Her son, Lennon, 23 years old and now decorating his own home for Halloween as early as July, remembers all the Halloween costumes his mother made for him growing up – like Robin, Harry Potter, Gilligan, Luke Skywalker and Kermit the Frog. On his 12th birthday, which happens to be in October, he invited over his classmates to carve pumpkins and watch “Night of the Living Dead,” and every fall growing up he would eagerly await when his mother was going to surprise him and have the house decorated for Halloween.
“When I came home from school and saw that all the curtains were down, that’s when I knew everything was up,” Lennon said. “It was just awe-inspiring to walk in the door, to have the entire house transformed into a Halloween exhibit. It was a wonder.”
The two of them start thrifting for props as early as April of every year. When it gets closer to Halloween, family and friends will all pitch in to decorate and then work the nights of the events.
There are a couple “live actors” ready to spook – “if we get a carload of teenagers to who think they’re smarty-pants, then we’re going to let ’em have it” – as well as hosts handing out candy, toy clowns and even free children’s books.
Meanwhile, Jana spends the night greeting guests, just like her mother would do.
“She was very outgoing, very spunky, such a prankster,” Jana says. On the night of her holiday of the year, she shares stories of her mother.
“This is my Christmas,” Jana says. “And we all need that sense of community. Halloween is a night to just welcome the stranger as they are, and if I can make it memorable for someone,
Just like Jana when she was younger, Ronan McNamara is 5 years old and has yet to be spooked.
“When he was two years old, there was this house on 41st Street, between Fourth (Street) and Phillips (Avenue),” says Ronan’s mother, Colleen McNamara. “They would put up scary decorations in their yard for Halloween, and Ronan would want us to drive by every night.
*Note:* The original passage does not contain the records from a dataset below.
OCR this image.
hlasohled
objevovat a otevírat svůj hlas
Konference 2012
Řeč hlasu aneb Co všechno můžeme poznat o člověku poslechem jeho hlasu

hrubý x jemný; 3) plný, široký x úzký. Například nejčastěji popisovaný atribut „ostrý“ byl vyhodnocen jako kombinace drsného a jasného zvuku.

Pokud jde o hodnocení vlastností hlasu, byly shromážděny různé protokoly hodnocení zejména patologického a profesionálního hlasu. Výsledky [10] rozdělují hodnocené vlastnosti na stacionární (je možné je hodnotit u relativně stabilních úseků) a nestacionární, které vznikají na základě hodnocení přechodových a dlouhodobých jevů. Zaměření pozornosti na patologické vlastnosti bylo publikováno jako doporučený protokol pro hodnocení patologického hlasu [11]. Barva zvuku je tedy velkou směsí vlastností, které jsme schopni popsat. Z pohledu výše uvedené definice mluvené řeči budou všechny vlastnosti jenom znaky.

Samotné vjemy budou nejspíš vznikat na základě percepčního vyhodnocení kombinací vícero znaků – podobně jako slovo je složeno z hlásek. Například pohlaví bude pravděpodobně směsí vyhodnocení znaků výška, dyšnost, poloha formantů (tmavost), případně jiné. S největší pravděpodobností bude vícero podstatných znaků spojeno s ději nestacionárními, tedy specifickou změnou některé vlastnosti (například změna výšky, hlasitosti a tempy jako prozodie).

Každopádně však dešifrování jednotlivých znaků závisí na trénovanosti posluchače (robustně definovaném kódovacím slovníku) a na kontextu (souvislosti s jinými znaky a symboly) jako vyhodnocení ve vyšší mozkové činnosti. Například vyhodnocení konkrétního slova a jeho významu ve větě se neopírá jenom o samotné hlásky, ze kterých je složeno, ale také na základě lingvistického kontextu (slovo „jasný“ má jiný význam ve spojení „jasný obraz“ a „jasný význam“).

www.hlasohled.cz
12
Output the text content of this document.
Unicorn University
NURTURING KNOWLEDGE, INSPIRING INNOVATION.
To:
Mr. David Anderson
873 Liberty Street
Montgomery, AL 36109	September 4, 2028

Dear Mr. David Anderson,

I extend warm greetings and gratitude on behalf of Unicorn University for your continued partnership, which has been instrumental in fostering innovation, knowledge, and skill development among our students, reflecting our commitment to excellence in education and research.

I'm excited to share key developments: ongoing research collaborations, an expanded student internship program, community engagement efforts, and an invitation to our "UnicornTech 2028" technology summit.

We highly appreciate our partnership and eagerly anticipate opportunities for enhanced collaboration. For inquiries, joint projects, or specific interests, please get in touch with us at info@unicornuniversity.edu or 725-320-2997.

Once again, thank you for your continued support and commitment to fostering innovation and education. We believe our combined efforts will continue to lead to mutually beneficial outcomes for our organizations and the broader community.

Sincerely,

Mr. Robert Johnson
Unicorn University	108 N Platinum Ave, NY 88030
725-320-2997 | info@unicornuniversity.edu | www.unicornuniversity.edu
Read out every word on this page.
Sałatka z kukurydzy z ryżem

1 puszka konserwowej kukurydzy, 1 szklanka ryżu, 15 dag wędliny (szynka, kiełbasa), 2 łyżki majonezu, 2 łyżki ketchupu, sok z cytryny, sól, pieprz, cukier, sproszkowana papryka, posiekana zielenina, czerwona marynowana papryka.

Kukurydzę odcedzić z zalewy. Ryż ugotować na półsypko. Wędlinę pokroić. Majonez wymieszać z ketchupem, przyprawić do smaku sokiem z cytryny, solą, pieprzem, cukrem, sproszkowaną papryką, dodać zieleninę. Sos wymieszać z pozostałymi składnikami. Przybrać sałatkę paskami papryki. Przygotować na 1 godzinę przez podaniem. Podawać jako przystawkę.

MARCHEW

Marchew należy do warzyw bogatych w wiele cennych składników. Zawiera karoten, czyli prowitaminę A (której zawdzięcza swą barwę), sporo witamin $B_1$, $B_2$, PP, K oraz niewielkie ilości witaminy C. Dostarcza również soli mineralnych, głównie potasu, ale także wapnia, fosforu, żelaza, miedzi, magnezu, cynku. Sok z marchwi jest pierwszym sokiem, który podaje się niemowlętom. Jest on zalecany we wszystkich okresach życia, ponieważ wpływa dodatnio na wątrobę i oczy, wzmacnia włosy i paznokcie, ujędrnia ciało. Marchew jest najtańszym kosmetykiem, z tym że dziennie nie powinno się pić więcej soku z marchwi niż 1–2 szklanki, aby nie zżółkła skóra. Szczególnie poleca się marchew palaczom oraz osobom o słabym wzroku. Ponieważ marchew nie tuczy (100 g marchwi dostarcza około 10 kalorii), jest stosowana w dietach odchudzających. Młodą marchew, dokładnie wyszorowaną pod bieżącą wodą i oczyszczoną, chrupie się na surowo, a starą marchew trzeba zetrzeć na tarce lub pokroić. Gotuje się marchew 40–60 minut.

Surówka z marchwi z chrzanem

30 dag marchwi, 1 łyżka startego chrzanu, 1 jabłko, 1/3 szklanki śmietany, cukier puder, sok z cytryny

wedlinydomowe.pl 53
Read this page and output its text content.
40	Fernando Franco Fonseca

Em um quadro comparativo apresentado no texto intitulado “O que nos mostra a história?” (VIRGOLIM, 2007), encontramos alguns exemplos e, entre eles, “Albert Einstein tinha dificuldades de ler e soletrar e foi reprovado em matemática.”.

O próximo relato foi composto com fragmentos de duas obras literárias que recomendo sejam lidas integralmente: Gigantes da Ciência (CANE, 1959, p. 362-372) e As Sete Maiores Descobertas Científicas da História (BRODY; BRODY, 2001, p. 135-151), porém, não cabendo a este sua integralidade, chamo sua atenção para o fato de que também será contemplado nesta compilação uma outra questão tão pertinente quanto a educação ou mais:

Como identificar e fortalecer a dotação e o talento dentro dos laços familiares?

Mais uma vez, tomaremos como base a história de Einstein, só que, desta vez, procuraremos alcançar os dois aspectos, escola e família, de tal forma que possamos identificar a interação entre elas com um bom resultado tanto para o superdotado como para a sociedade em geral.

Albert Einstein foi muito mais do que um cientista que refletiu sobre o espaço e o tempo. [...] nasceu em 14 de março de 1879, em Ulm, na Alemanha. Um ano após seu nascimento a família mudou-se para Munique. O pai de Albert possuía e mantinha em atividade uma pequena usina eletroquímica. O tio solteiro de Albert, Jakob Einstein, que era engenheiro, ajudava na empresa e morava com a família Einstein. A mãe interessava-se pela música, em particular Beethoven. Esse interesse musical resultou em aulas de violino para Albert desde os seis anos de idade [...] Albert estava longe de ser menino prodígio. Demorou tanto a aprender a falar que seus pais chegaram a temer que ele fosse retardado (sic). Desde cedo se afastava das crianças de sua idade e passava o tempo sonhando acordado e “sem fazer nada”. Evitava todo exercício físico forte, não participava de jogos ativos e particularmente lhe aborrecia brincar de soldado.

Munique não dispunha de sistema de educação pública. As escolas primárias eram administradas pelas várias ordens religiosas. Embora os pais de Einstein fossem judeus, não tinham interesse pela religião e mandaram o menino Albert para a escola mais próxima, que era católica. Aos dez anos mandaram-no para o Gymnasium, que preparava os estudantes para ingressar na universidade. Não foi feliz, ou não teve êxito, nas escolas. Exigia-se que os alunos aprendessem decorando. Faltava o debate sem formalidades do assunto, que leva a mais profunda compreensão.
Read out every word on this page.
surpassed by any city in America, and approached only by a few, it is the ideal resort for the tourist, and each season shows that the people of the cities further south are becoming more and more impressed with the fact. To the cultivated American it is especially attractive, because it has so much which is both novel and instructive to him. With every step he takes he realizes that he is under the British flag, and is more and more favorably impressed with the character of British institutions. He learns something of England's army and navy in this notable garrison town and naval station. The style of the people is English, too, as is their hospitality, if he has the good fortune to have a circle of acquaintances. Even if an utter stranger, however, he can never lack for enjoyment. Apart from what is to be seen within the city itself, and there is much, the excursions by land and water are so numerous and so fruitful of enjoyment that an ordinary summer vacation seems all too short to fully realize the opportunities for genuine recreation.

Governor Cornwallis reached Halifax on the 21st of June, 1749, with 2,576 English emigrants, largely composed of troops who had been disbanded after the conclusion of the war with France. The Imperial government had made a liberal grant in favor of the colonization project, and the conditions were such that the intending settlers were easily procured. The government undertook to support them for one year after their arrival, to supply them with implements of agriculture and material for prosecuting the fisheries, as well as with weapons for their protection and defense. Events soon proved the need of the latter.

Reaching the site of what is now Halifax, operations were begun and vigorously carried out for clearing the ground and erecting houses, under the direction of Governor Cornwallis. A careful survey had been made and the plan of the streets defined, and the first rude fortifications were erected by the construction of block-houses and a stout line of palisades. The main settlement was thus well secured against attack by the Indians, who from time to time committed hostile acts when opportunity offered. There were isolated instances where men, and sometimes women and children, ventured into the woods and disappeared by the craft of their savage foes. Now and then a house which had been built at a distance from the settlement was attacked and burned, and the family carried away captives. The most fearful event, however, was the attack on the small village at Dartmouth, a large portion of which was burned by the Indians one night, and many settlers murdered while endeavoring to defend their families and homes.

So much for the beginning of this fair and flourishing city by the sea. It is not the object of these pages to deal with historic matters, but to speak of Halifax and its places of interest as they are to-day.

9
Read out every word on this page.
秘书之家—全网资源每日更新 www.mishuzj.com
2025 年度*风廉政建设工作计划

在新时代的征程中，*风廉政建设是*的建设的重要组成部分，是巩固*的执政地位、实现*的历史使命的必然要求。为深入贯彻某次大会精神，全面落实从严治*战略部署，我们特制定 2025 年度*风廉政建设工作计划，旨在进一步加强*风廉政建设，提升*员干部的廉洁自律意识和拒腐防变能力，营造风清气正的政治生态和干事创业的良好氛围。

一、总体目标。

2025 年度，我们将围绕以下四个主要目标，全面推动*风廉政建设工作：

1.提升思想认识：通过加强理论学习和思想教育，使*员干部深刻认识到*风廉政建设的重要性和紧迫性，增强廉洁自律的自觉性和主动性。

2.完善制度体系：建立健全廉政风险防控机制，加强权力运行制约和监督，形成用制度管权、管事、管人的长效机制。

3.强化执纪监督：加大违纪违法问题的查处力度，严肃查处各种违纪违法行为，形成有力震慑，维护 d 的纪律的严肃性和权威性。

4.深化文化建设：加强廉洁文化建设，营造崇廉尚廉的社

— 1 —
“So I sent them a card and said, ‘My son absolutely loves your house. Thank you for making his day!”
A few nights later, Colleen said when they drove by once again, there was a sign in their yard that read, “Happy Halloween, Ronan!”
“I was in tears,” she said. “It was after that we realized we wanted to do this for him.”
Colleen enlisted the front yard of her parents, Jacque and Mike McNamara, to decorate for Ronan every Halloween.
They live in McKennan Park, the neighborhood that hands out freshly-made cotton candy, freshly-popped popcorn and full-size candy bars on Halloween night and has a live band in someone’s driveway. The neighborhood will see around 2,000 trick-or-treaters within a couple hours, but Jacque says they’ve been welcoming drive-by visitors and passersby all month.
“It’s Halloween here every night,” Jacque says. “Ronan will go outside to give tours and loves talking to everybody.”
Colleen says he watches YouTube videos of the latest Halloween props and is always sneaking outside to rearrange their display or invite over a neighbor walking by. They set out dog treats, too.
“Forty-five, 46, 47, 48 …” Ronan counts the skeletons in his grandma’s yard. “Oh, and that’s Ground Breaker, he’s my favorite.”
He hugs the bones coming out of the grass and then goes on to count 50 more.